Baswedan and the third candidate, former Central Java Gov. Ganjar Pranowo, have stayed in the second and third positions in recent opinion polls, and he said he is staying focused on delivering his own flagship programs in a bid to ensure that February’s presidential election goes to a runoff.

“I’m serious about bringing changes to the economy to make Indonesia more equal in prosperity,” he said, “We want our democracy to be returned to a real democracy and there is no more fear of expressing opinion, no more self-censorship in the media, no more criminalization of people who criticize the government.”

Baswedan also said Indonesia should be more proactive globally and he planned to shift its foreign policy from a cost-benefit principle to a more value-based approach.

“So, when a country invades another country, we can say this is against our basic values, even though we are friends, but if it violated rights, we can reprimand them,” Baswedan said, “If we have no values, then there is a cost-benefit relationship where we will only support countries that are profitable for us.”

He alluded to Widodo’s approach being an economy-oriented foreign policy that courts trade and investment and who seeks to break into so-called nontraditional markets.

“Indonesia must return to being a decisive player in international diplomacy, no longer just a spectator, and we must actively determine direction,” Baswedan said. The "president should be the commander in chief of Indonesian diplomacy on the global stage.”

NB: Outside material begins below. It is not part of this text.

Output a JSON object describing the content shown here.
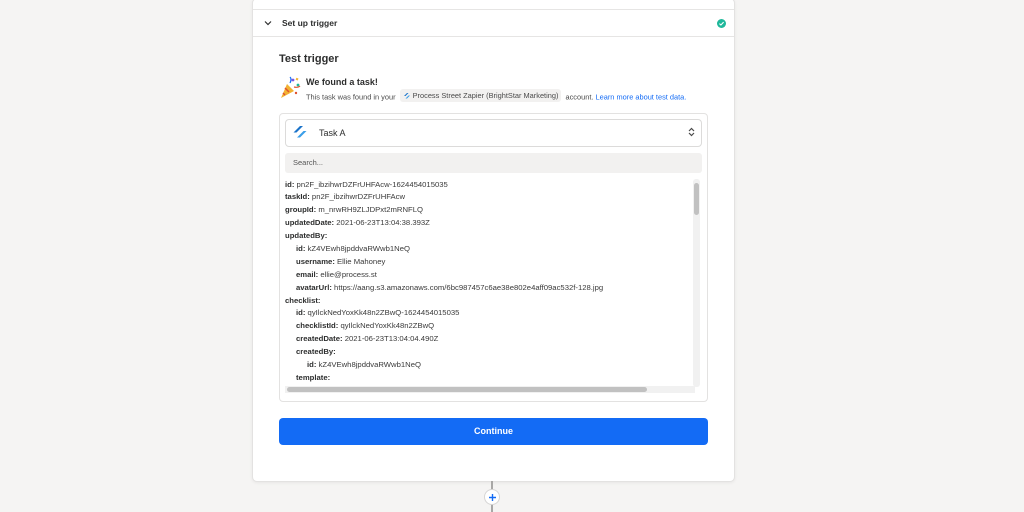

Baswedan, a progressive Muslim intellectual who has been considered as the “antithesis” to Widodo by many, is widely known for opposing Widodo's brainchild of moving Indonesia's capital from crowded Jakarta to a new capital, Nusantara.

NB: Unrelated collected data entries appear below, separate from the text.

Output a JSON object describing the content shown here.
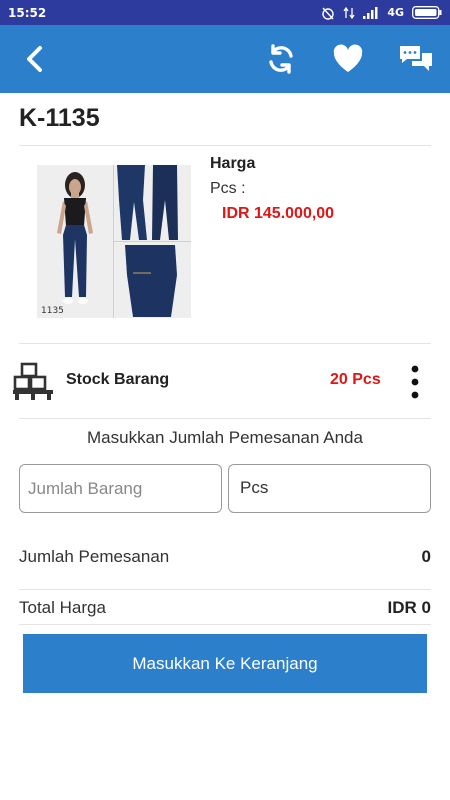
{
  "status_bar": {
    "time": "15:52",
    "network": "4G"
  },
  "app_bar": {
    "back_icon": "arrow-back-icon",
    "actions": [
      "refresh-icon",
      "heart-icon",
      "chat-icon"
    ]
  },
  "product": {
    "code": "K-1135",
    "image_label": "1135",
    "price_label": "Harga",
    "unit_label": "Pcs :",
    "price": "IDR 145.000,00"
  },
  "stock": {
    "label": "Stock Barang",
    "value": "20 Pcs"
  },
  "order": {
    "prompt": "Masukkan Jumlah Pemesanan Anda",
    "quantity_placeholder": "Jumlah Barang",
    "unit": "Pcs",
    "total_qty_label": "Jumlah Pemesanan",
    "total_qty_value": "0",
    "total_price_label": "Total Harga",
    "total_price_value": "IDR 0"
  },
  "cart_button_label": "Masukkan Ke Keranjang",
  "colors": {
    "primary": "#2b7fcb",
    "status_bar": "#2d3a9e",
    "price": "#e01616"
  }
}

“I want to show that infrastructure development must be broader,” Baswedan said when asked about people’s worry that his stance could affect investor mood for the project.

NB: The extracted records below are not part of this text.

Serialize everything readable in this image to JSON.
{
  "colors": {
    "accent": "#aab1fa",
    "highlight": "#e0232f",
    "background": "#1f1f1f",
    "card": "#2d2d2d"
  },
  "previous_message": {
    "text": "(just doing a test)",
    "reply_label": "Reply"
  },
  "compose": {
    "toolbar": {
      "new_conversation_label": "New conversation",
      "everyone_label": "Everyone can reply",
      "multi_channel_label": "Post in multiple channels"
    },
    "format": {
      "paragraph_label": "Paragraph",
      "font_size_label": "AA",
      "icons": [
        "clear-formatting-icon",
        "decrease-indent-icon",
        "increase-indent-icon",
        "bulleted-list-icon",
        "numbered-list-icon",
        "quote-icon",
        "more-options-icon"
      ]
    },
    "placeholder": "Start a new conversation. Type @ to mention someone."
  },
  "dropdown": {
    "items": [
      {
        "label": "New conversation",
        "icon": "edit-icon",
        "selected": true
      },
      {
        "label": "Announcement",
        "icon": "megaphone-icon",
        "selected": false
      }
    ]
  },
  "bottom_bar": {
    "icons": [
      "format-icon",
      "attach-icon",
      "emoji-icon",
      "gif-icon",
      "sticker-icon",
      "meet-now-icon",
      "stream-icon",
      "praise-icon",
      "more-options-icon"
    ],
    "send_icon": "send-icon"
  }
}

“We’ve planned to build 40 upgraded cities, not build a new city, across Indonesia so that micro-infrastructure is built,” Baswedan said, adding that micro-infrastructure such as clean water, gas, electricity improves households.

Baswedan was education and culture minister before Widodo removed him from the Cabinet in 2016. Religious identity politics in the 2017 election for Jakarta governor were seen as distancing him from moderate Muslims. His choice of Muhaimin Iskandar as his running mate is viewed as an attempt to rebuild that support.

Iskandar’s PKB party has strong ties with Indonesia’s largest Islamic organization, Nahdlatul Ulama, which boasts over 45 million members.

Baswedan and Pranowo were neck and neck for the second spot in recent public opinion polls after he was consistently in third place for months. His intellectual performance in two televised debates has encouraged voters to choose him and increased his votes, media reports said.

At campaign rallies on Sunday in Lampung province at the southern tip of Sumatra island, Baswedan was greeted by thousands of his supporters, including Islamic teachers, clerics, farmers and youth.

“I see an intelligent and energetic figure in him,” said Purwaningsih, a fruit farmer and mother of three who came to the campaign in Sidorejo village with other farmers after taking a car for two hours.

“His success as Jakarta governor is a reference for us to choose him to lead Indonesia," she said, “Hopefully he can bring about significant changes, both in the government structure and in the society, especially for farmers.”

Baswedan aims to lower Indonesia’s poverty rate to 4-5% by 2029 from the current rate of 9.38%, promising to make it easier for farmers to get fertilizers and pledging economic development in rural areas.

Asked about his confidence in winning the election, Baswedan said: “We are quite optimistic that the aspirations for change are very big... the people want change.”